(Bloomberg) -- Kenya’s economy grew at its slowest pace in more than a year in the first quarter and may face further pressure from floods and deadly protests that shuttered businesses.

Gross domestic product rose 5% slightly lower than the 5.1% recorded in the fourth quarter, as mining output contracted for the second quarter in a row and agriculture, its mainstay, expanded at a slower pace, according to data released by the Kenya National Bureau of Statistics on Wednesday.

Farming grew 6.1%, compared with 6.2% in the three months through December.

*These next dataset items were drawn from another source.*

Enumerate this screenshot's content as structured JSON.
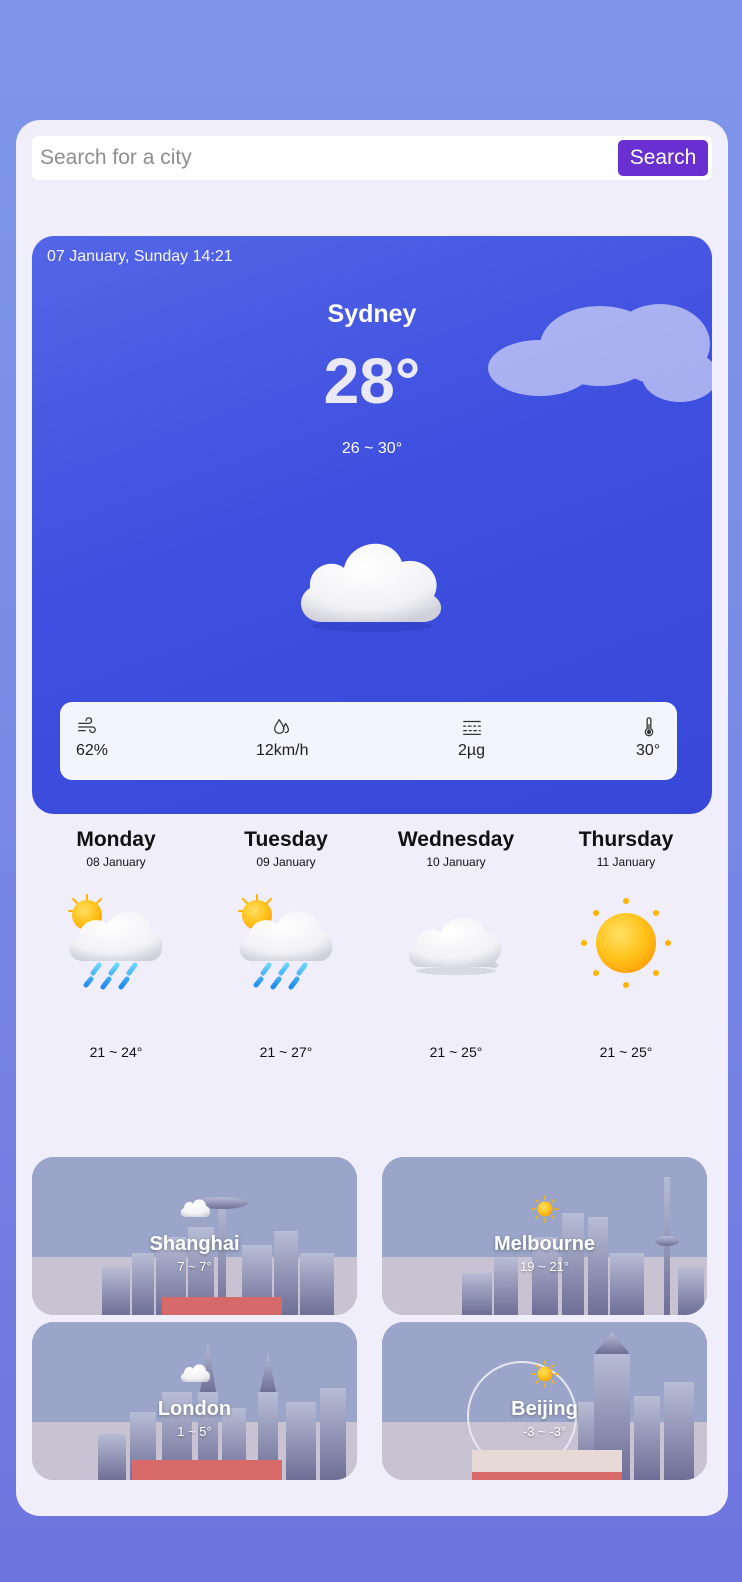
{
  "search": {
    "placeholder": "Search for a city",
    "button_label": "Search"
  },
  "current": {
    "datetime": "07 January, Sunday 14:21",
    "city": "Sydney",
    "temperature": "28°",
    "range": "26 ~ 30°",
    "condition_icon": "cloud-icon",
    "stats": {
      "humidity": {
        "icon": "wind-icon",
        "value": "62%"
      },
      "wind": {
        "icon": "droplets-icon",
        "value": "12km/h"
      },
      "pollution": {
        "icon": "haze-icon",
        "value": "2µg"
      },
      "feels_like": {
        "icon": "thermometer-icon",
        "value": "30°"
      }
    }
  },
  "forecast": [
    {
      "day": "Monday",
      "date": "08 January",
      "range": "21 ~ 24°",
      "icon": "sun-rain-icon"
    },
    {
      "day": "Tuesday",
      "date": "09 January",
      "range": "21 ~ 27°",
      "icon": "sun-rain-icon"
    },
    {
      "day": "Wednesday",
      "date": "10 January",
      "range": "21 ~ 25°",
      "icon": "cloud-icon"
    },
    {
      "day": "Thursday",
      "date": "11 January",
      "range": "21 ~ 25°",
      "icon": "sun-icon"
    }
  ],
  "cities": [
    {
      "name": "Shanghai",
      "range": "7 ~ 7°",
      "icon": "cloud-icon"
    },
    {
      "name": "Melbourne",
      "range": "19 ~ 21°",
      "icon": "sun-icon"
    },
    {
      "name": "London",
      "range": "1 ~ 5°",
      "icon": "cloud-icon"
    },
    {
      "name": "Beijing",
      "range": "-3 ~ -3°",
      "icon": "sun-icon"
    }
  ],
  "colors": {
    "accent": "#6a2fd1",
    "hero_blue": "#3f4fe0",
    "card_bg": "#f1eefb"
  }
}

Kenya is the world’s biggest exporter of black tea; production of the leaves surged 43% in the first quarter.

“The performance of the sector was attributed to favorable weather conditions as well as government interventions that led to enhanced production,” the Kenya National Bureau of Statistics said Wednesday in an emailed statement. “However, the sector’s performance was somewhat curtailed by decline in exports of coffee, fruit and cut flowers.”

Heavy rains that killed almost 300 people in the second quarter, destroying swathes of croplands and curtailing flower output, will likely dent growth, as will recent violent protests over government plans to raise taxes.

At least 39 people have died and hundreds more have been injured since demonstrations against President William Ruto’s administration began two weeks ago, according to the state-appointed Kenya National Commission on Human Rights. 

The protesters were initially opposed to Ruto’s plan to introduce a range of new taxes. Those proposals have since been scrapped, but demonstrators are now calling for him to step down and for state corruption and wasteful government expenditure to be ended.

A purchasing managers’ index for Kenya compiled by S&P Global and Stanbic Bank dropped to 47.2 in June from 51.8 a month earlier as the protests hurt sales and fanned policy uncertainty.

The government expects the economy will expand 5.5% in 2024, compared with 5.6% expansion last year. That’s a b it more optimistic than the IMF’s projections for 5% growth.